Last week, Magistrate Judge Beeler in the Northern District of California certified a class of purchasers of cosmetics marketed as “organic” by The Hain Celestial Group, Inc.

In so doing, Judge Beeler weighed in on several hot spot issues for class certification, including ascertainability, consumer reliance and class-wide damages models. Her determinations seem generally in keeping with the plaintiff-happy class action climate in California, as courts recently seem reticent to deny class certification.

Background

On June 22, 2011, plaintiffs Rosminah Brown and Eric Lohela filed a lawsuit alleging that several different Avalon Organics and Jason cosmetic products (manufactured and marketed by Hain) were falsely advertised, marketed, and sold as organic. The complaint relies heavily on the California Organic Products Act of 2003, which requires cosmetics to be made of at least 70% organic ingredients in order to be marketed as “Organic.”

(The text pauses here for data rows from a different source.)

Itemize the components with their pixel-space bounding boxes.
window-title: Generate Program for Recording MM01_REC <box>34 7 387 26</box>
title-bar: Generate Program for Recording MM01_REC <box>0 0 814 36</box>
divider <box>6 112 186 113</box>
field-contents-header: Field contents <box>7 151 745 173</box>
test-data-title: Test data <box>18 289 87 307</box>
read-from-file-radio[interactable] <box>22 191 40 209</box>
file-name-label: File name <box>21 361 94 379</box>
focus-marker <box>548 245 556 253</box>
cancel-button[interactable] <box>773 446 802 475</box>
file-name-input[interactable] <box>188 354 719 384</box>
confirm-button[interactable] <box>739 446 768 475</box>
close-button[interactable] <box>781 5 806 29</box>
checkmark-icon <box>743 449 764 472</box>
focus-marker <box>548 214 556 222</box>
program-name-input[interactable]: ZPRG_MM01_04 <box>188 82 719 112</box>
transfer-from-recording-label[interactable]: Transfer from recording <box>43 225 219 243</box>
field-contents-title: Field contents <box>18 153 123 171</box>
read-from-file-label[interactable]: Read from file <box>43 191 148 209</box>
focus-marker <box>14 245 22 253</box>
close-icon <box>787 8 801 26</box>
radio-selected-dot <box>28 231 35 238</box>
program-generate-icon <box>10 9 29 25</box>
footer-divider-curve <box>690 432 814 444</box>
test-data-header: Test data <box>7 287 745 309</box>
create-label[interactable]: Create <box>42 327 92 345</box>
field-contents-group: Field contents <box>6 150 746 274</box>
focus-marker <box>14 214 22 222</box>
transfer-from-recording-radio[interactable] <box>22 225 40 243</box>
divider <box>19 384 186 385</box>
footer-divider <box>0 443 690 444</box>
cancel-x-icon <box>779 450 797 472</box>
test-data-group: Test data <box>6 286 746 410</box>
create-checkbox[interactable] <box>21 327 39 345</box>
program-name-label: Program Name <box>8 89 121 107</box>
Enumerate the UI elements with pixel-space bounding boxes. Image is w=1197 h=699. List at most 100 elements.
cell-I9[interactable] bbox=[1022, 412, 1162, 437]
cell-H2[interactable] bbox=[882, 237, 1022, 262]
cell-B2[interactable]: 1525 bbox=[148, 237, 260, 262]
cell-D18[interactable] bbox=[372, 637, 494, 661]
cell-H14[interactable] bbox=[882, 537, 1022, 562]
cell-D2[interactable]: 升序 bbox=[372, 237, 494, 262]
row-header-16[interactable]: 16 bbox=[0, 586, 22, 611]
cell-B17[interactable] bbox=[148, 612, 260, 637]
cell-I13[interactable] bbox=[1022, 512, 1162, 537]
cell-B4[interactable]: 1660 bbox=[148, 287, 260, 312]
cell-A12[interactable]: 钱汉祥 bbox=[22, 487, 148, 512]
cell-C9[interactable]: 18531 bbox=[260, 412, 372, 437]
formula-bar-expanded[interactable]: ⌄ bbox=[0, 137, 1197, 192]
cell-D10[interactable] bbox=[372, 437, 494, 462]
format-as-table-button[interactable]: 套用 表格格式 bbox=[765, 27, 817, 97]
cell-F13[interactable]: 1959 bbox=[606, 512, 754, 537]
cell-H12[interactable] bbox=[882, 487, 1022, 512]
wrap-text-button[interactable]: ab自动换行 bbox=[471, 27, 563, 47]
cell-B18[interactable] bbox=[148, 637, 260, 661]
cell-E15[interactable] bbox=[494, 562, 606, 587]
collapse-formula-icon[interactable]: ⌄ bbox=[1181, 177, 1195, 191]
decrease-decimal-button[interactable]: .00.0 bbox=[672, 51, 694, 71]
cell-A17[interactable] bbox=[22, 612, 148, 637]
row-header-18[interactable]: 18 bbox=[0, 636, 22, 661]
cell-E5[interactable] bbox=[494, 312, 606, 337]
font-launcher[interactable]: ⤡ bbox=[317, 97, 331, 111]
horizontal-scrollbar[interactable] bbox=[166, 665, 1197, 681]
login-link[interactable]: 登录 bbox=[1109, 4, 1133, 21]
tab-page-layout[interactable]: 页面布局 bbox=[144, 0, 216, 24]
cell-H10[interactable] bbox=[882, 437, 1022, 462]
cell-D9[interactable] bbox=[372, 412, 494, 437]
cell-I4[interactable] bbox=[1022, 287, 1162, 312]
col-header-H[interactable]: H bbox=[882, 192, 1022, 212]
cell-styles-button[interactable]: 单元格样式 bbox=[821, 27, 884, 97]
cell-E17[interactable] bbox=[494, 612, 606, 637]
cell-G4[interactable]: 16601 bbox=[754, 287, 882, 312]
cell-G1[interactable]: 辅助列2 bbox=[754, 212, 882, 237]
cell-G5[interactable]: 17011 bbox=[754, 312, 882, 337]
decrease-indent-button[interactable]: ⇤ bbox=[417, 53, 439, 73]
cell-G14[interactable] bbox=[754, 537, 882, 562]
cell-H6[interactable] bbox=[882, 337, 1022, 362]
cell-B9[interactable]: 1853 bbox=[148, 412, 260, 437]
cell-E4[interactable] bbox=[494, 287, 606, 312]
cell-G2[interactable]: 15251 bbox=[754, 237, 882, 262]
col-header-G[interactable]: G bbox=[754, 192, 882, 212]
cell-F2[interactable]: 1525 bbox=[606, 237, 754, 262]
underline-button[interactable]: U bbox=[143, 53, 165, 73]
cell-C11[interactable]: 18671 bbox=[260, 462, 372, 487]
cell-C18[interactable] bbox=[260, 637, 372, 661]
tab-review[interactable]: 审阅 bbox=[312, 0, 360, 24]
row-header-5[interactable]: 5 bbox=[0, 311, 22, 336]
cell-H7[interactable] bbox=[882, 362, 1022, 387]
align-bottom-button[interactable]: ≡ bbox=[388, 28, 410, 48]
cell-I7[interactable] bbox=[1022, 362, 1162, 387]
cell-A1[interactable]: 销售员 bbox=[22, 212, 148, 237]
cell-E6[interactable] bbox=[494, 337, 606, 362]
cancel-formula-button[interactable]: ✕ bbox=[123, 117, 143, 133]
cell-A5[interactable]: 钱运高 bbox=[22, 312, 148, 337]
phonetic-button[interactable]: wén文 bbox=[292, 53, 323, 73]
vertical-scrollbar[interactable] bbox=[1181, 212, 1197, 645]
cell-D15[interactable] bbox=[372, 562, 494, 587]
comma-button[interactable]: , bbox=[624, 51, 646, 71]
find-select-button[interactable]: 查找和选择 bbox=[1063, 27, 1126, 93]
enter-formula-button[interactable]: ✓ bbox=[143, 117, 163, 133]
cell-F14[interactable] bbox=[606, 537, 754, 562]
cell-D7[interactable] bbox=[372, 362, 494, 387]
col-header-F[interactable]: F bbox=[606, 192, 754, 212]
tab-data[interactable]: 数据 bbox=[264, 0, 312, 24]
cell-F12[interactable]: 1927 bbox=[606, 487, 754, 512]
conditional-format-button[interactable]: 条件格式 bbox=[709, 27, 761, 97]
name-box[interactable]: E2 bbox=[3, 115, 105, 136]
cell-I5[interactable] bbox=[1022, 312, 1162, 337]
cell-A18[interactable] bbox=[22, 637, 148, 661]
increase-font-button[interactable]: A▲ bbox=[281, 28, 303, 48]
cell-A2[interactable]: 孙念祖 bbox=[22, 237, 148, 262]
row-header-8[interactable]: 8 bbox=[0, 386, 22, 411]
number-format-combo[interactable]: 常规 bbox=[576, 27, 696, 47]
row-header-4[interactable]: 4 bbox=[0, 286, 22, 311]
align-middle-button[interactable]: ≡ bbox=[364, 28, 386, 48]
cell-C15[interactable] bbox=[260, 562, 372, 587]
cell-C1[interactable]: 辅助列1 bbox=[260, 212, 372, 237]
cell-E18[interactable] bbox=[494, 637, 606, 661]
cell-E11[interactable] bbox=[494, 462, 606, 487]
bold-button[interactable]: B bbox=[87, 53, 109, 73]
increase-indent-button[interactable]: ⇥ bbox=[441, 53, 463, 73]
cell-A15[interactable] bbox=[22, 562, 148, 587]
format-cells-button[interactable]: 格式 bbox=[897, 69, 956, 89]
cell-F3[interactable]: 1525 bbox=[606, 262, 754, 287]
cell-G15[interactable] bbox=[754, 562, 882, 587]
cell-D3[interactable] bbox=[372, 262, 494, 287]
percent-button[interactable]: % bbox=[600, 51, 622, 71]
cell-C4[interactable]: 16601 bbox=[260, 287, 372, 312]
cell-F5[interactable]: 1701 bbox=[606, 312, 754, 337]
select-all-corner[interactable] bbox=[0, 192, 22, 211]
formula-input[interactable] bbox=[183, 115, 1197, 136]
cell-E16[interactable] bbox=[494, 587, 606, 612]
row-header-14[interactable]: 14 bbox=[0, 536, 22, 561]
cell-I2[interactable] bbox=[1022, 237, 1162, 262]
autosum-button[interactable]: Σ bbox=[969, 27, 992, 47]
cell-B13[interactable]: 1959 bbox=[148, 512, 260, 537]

Plaintiffs claimed that substantially less than 70 percent of the ingredients of several cosmetic products purchased in 2009 from both lines were certified organic, and filed suit.

Ascertainability

Judge Beeler kept on the seeming trend of California courts in refusing to apply Carrera, and finding that self-identification of class members was enough to ascertain a class.

Citing the recent decision in Lilly v. Jamba Juice, Judge Beeler expressed concerns that requiring purchasers of small-ticket items to retain receipts effectively guts the social benefits of class actions, namely, providing a vehicle for legal redress that would be prohibitively expensive for individual purchasers of small items.

Finding that the say-so of class members was enough, the court held that where individual claims are small, a simple affidavit can be sufficient to establish membership. The court also noted the additional check of a fixed damages amount that would not change based on the number of claimants, which Judge Beeler claimed was preferable to “awaiting a world of individual claimants who drive the defendant’s bill higher with every new ‘Me, too’ that rings in.”

Although we have expressed concerns that capped damages amounts coupled with largely unchecked entry into a class can result in diluted class action awards, Judge Beeler did not address this potential problem.

Consumer reliance

Attempting to avoid certification, Hain argued that plaintiffs failed to demonstrate materiality, reliance and causation for the “organic” representations because consumers may have purchased the cosmetics for reasons other than “organic” statements, i.e., that the products contain no parabens or are not tested on animals.

Rejecting this argument, Judge Beeler held that just because consumers may consider other representations on a product does not mean that they also did not take organic into account when purchasing the product. Notably, the court stated that there can be multiple material traits that, when combined, cause consumers to purchase a product.

This conclusion could be problematic, as it weakens defendants’ ability to argue that other material factors were the “main” reason for purchasing a product (thereby negating reliance). Consumer surveys identifying more important reasons for purchase could be rendered less-than-helpful if courts find that all representations, taken in conjunction, contribute to a consumer’s purchasing decision.

Classwide damages

Judge Beeler also found that plaintiffs had sufficiently proposed a class-wide damages model, thereby satisfying Comcast demands.

The court rejected Hain’s challenge that the expert had not actually performed any of the damages calculations proposed in his model, noting that Rule 23 only required plaintiffs to “determine whether there is an acceptable class-wide approach, not actually calculate under that approach before liability is established.”

Perhaps most troubling, at least to the defense bar, is Judge Beeler’s summary dismissal of Hain’s concern that the damages model failed to include any subtraction for consumers who were actually satisfied with the products. Aside from distinguishing case law cited by Hain, which she said was an example of faulty sampling, the court simply concluded that there was no sampling in plaintiffs’ damages models and, therefore, the models were acceptable.

There was no discussion of why a damages model that does not subtract satisfied customers is sufficient for class certification―a head-scratcher to say the least.